KALAU para ekonom biasa bicara inflasi, ada yang tanya, apakah hal itu dapat terjadi pada manusia? Entahlah, tapi mungkin ini bisa memberi sedikit gambaran yang mendekati hal itu.
Kata para ahli komunikasi, dari Aristoteles sampai zaman kiwari, jika ingin komunikasi Anda efektif, sebagai pembicara atau penulis, maka Anda harus berusaha persuasif.
Sebab kalau tidak efektif, maka pesan Anda itu sia-sia. (Saya lalu ingat pesan seorang ustadz, yang pertama melakukan kesia-siaan itu adalah setan).
Supaya pesan Anda persuasif, artinya pesan itu menyebabkan munculnya ‘engagement’ di media sosial atau membawa dampak, maka setiap komunikator (atau ‘rhetor,’ dalam istilah zaman Aristoteles) mesti mempertimbangkan audiens mereka, dan mengenali benar siapa audiens itu.
"Bicaralah sesuai dengan kadar pikiran audiens Anda," kata adagium Arab.
Nah, kunci persuasi ada tiga. Pertama, sang rhetor (pengirim pesan atau komunikator) punya ethos, yakni semacam kredibilitas diri.
Dokter, misalnya, punya ethos untuk bicara tentang kesehatan, sedangkan ethos dalam diri akuntan jelas ketika dia bicara perkara keuangan.
Kedua, pembicaraan itu mesti punya “argumen” yang dapat diterima akal sehat atau logos.
Kedua unsur itu menjadi syarat persuasi, agar kita dapat memengaruhi audiens, misalnya, memunculkan rasa senang, puas, gembira, rasa iba, kasihan, sedih — tergantung tujuan yang diinginkan dalam pengiriman pesan itu. Emosi yang muncul dalam diri audiens disebut pathos.
Elemen ketiga yang disebut pathos itu menjadi penanda bahwa pesan Anda efektif. Sebab Anda berhasil memantik emosi atau perasaan yang diajak bicara atau pembaca pesan Anda (ingat kata "pathy" dalam simpati atau empati, atau antipati?)
Sejatinya semua pesan yang disajikan melalui media (media sosial, radio, suratkabar, televisi, bahkan film), lazimnya punya tujuan memantik timbulnya emosi dalam diri audiens, pendengar, pembaca atau penonton?
Hanya dengan adanya pathos sajalah, pesan yang masuk akal (logis) oleh seorang yang punya ethos bisa menghasilkan dampak yang diharapkan.
Walakin masalahnya, ethos dapat berubah-ubah, bisa naik bisa turun.

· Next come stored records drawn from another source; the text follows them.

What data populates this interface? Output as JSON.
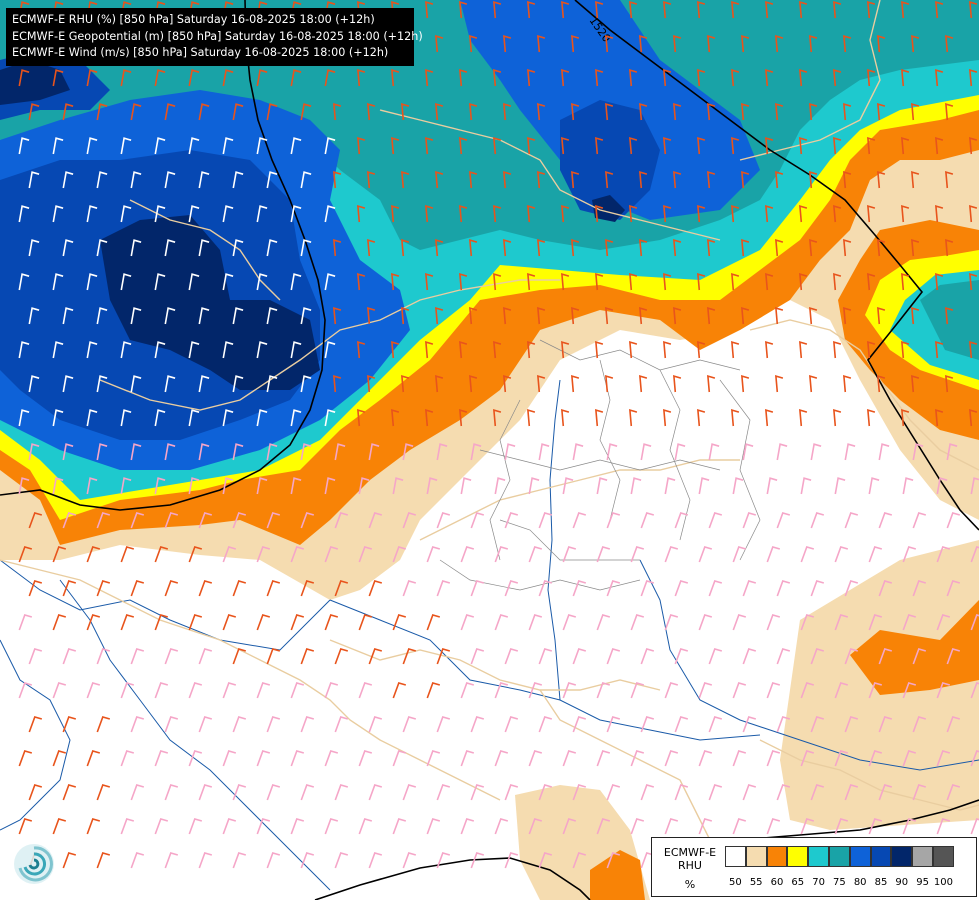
{
  "header": {
    "lines": [
      "ECMWF-E RHU (%) [850 hPa] Saturday 16-08-2025 18:00 (+12h)",
      "ECMWF-E Geopotential (m) [850 hPa] Saturday 16-08-2025 18:00 (+12h)",
      "ECMWF-E Wind (m/s) [850 hPa] Saturday 16-08-2025 18:00 (+12h)"
    ]
  },
  "contour_label": "1520",
  "legend": {
    "name_line1": "ECMWF-E",
    "name_line2": "RHU",
    "unit": "%",
    "ticks": [
      "50",
      "55",
      "60",
      "65",
      "70",
      "75",
      "80",
      "85",
      "90",
      "95",
      "100"
    ],
    "colors": [
      "#ffffff",
      "#f5dcb0",
      "#f88306",
      "#ffff00",
      "#1ec9ce",
      "#19a3a7",
      "#0e62d8",
      "#0648b3",
      "#02266a",
      "#a6a6a6",
      "#555555"
    ]
  },
  "colors": {
    "tan": "#f5dcb0",
    "orange": "#f88306",
    "yellow": "#ffff00",
    "cyan": "#1ec9ce",
    "teal": "#19a3a7",
    "blue": "#0e62d8",
    "darkblue": "#0648b3",
    "navy": "#02266a",
    "barb_light": "#f5a6c8",
    "barb_strong": "#e8541c"
  },
  "logo_icon": "ecmwf-swirl-logo-icon"
}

Ethos Anda meningkat, misalnya, karena ada rekomendasi dari orang lain.
Jika ada teman yang bilang, ”Dokter A itu jago lho, dan ia satu dari sedikit ahli dalam urusan penyakit jantung,” misalnya, maka ethos dokter A di mata pendengarnya akan naik.
Sebaliknya, jika ada informasi negatif terkait seseorang yang muncul belakangan, misalnya, informasi bahwa seorang rhetor sering ingkar janji, atau pembohong, maka ethos-nya di mata audiens pun menurun.